The Sadulshahar Municipality has a population of 24,980 of which 13,109 are males while 11,871 are females as per report released by Census India 2011.

Population of Children with age of 0–6 is 3260 which is 13.05 % of total population of Sadulshahar (M). In Sadulshahar Municipality, the female sex ratio is 906 against state average of 928. Moreover, the child sex ratio in Sadulshahar is around 859 compared to Rajasthan state average of 888. literacy rate of Sadulshahar city is 74.30 % higher than the state average of 66.11 %. In Sadulshahar, male literacy is around 82.40 % while the female literacy rate is 65.41%

== Transport ==
The town is well-connected through railroad.
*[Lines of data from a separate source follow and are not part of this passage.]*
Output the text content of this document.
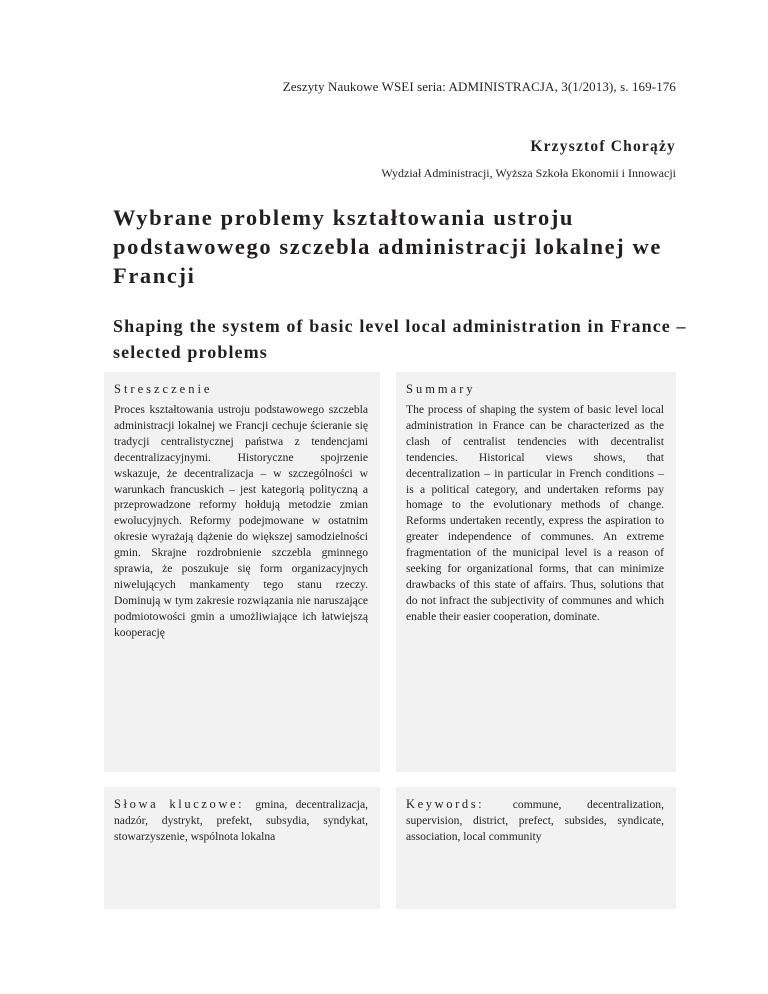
Zeszyty Naukowe WSEI seria: ADMINISTRACJA, 3(1/2013), s. 169-176
Krzysztof Chorąży
Wydział Administracji, Wyższa Szkoła Ekonomii i Innowacji
Wybrane problemy kształtowania ustroju podstawowego szczebla administracji lokalnej we Francji
Shaping the system of basic level local administration in France – selected problems
Streszczenie

Proces kształtowania ustroju podstawowego szczebla administracji lokalnej we Francji cechuje ścieranie się tradycji centralistycznej państwa z tendencjami decentralizacyjnymi. Historyczne spojrzenie wskazuje, że decentralizacja – w szczególności w warunkach francuskich – jest kategorią polityczną a przeprowadzone reformy hołdują metodzie zmian ewolucyjnych. Reformy podejmowane w ostatnim okresie wyrażają dążenie do większej samodzielności gmin. Skrajne rozdrobnienie szczebla gminnego sprawia, że poszukuje się form organizacyjnych niwelujących mankamenty tego stanu rzeczy. Dominują w tym zakresie rozwiązania nie naruszające podmiotowości gmin a umożliwiające ich łatwiejszą kooperację

Summary

The process of shaping the system of basic level local administration in France can be characterized as the clash of centralist tendencies with decentralist tendencies. Historical views shows, that decentralization – in particular in French conditions – is a political category, and undertaken reforms pay homage to the evolutionary methods of change. Reforms undertaken recently, express the aspiration to greater independence of communes. An extreme fragmentation of the municipal level is a reason of seeking for organizational forms, that can minimize drawbacks of this state of affairs. Thus, solutions that do not infract the subjectivity of communes and which enable their easier cooperation, dominate.

Słowa kluczowe: gmina, decentralizacja, nadzór, dystrykt, prefekt, subsydia, syndykat, stowarzyszenie, wspólnota lokalna
Keywords: commune, decentralization, supervision, district, prefect, subsides, syndicate, association, local community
The following trains halt at Sadulshahar railway station in both directions:

14601/02 Firozpur Cantonment–Hanumangarh Junction-Firozpur Cantonment (via Fazilka, Abohar, shriganganagar) Express,

22981/82 Kota–Shri Ganganagar-KotaSuperfast (Bikaner, Jaipur) Express,

12439/40 Hazur Sahib Nanded–Shri Ganganagar-Hajur Sahib Nanded (via Mandi Dabwali, New Delhi, Agra, Bhopal) Express,

14701/02 Amrapur Aravali (Sriganganagar-Bandra terminal Mumbai- Sriganganagar via Jaipur, Ajmer, Ahmedabad) Express

04706/07 Jaipur-Sriganganagar-Jaipur Special Express (via Loharu, Jhunjhunu)

14727/28 Sriganganagar-Tilak Brize Delhi- Sriganganagar Express (via Hanumangarh, Sadulpur, Rewari)

05635/36 Guwahati-Sriganganagar-Guwahati fare special Express (via Hajipur, Gorakhpur, Ayodya Dham, Kanpur, Lucknow, Mathura, Bharatpur, Jaipur, Churu)

04763/64 Sriganganagar-Sadulpur-Sriganganagar special passenger

04767/68 Sriganganagar-Hanumangarh-Sriganganagar special passenger etc.

STATE HIGHWAYS.

SH-7B Sri Ganganagar to Sadulshahar

SH-7A Hanumangarh to Abohor via Sadulshahar

SH-102 Sadulshahar-Chaiya via Sangriya

And a new highway from Sadulshahr to Pakka-Saharana

There is DTO office and The transport district code of Sadulshahar DTO office is RJ-56.